Not all healthcare providers agree that prostate cancer screening is useful. This is because:

  • PSA test results aren’t always right. In some cases, the PSA test can have false-positive or false-negative results. A false positive means that test results show that a man may have cancer when he doesn’t. This can lead to more tests, which can lead to stress and possible harm from the tests. A false negative means that test results don’t show cancer when a man has it. This can mean you don’t get the extra tests or treatment you need.
  • Finding prostate cancer early may not be helpful. Even if screening does help find cancer early, prostate cancer often grows slowly and mostly affects older men. This means that finding it early may not lead to a longer life. Many men with prostate cancer die years later of other causes without having symptoms or being treated for their prostate cancer.But healthcare providers can’t always tell which cancers are likely to grow fast and need to be treated. And even if a cancer is slow-growing, a man may not be OK with living with cancer. He may want it treated. Treatment for prostate cancer can have very serious side effects, such as erection problems and lack of urine control (incontinence).


It’s not yet clear if the benefits of screening for prostate cancer are greater than the possible harms. Research studies have found that prostate cancer screening can detect more cancers. But it’s still not clear if screening saves enough lives to outweigh the harm treatment can cause.

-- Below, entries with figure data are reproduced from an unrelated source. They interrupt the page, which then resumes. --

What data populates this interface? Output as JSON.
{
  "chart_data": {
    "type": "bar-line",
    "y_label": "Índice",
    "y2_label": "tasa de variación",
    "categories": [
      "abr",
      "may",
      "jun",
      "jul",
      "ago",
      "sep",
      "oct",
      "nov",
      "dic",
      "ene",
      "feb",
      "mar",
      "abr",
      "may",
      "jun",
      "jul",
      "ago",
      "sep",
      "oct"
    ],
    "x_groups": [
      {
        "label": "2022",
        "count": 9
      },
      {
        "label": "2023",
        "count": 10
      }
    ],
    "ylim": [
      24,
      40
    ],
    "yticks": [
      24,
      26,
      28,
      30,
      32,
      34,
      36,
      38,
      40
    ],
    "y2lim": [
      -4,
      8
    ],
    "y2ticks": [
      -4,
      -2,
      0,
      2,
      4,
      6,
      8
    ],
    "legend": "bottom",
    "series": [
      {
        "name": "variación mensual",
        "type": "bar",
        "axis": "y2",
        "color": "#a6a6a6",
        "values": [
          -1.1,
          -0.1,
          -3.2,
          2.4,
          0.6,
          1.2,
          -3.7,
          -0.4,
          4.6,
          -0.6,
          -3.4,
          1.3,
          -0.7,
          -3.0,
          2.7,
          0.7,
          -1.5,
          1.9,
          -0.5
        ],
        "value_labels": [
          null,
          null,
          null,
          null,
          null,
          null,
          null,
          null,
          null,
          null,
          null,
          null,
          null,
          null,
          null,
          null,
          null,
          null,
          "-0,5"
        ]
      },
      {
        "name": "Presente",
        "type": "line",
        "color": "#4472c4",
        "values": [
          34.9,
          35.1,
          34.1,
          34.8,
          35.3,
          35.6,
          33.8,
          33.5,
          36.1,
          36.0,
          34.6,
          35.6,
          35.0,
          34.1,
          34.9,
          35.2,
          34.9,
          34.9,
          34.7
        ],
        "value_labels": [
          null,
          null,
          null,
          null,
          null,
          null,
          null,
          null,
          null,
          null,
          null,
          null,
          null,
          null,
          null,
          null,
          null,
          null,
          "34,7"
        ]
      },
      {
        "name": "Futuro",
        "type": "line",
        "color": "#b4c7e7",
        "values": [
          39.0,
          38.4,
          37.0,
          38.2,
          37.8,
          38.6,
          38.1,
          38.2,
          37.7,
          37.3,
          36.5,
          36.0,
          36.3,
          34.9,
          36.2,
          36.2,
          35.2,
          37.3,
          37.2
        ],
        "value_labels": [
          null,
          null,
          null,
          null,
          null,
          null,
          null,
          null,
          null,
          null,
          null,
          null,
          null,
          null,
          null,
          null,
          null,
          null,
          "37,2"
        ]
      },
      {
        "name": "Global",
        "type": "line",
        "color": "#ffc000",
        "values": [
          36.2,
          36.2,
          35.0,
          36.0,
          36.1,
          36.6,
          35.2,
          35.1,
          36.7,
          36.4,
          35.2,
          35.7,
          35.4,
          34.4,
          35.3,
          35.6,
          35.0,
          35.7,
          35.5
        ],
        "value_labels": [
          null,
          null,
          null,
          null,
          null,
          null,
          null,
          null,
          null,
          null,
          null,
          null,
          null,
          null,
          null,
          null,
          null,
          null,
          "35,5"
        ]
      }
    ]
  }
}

Researchers are looking for better ways to know:

  • Which prostate cancers need to be treated
  • Which prostate cancers can be safely watched instead

At this time there are no standard tests that give this kind of information.


Most expert medical groups agree that routine prostate cancer screening should not be done for all men. But the advice varies between groups. For example:

  • U.S. Preventive Services Task Force (USPSTF) says that men ages 55 to 69 should talk with their healthcare providers about the possible benefits and harms of screening in order to make an informed decision.
  • American Urological Association says that men ages 55 to 69 at average risk for prostate cancer talk with their healthcare providers about being screened. Men at higher risk could have this talk earlier.
  • National Comprehensive Cancer Network says that men talk with their healthcare providers about the pros and cons of screening starting at age 45. Men at high risk should have this talk at age 40.
  • American Society of Clinical Oncology says that men expected to live at least 10 years should talk with their healthcare providers about whether or not screening is right for them.
  • American Cancer Society (ACS) says that men should talk with their healthcare providers about the pros and cons of screening. They advise having this talk at age 50 for men at average risk who are expected to live for 10 years or more. Men who are black of African ancestry or who have a father or brother (first-degree relative) diagnosed with prostate cancer before age 65 are at high risk and should have this talk at age 45. ACS advises men to discuss screening at age 40 if they are at even higher risk. This means having more than 1 first-degree relative diagnosed before age 65.


All the groups advise that men talk with their healthcare providers to make an informed decision about screening. If you’re thinking about being screened, talk with your healthcare provider about:

  • Your personal risk of prostate cancer based on your age, race, and family history
  • What the screening test results can and can’t tell you
  • What the next steps would be if the test results show you might have prostate cancer
  • What your options would be for treating or not treating right away
  • What the treatment options are if you were to have treatment, including the benefits and possible harms of different treatments
African American man discusses health with a provider.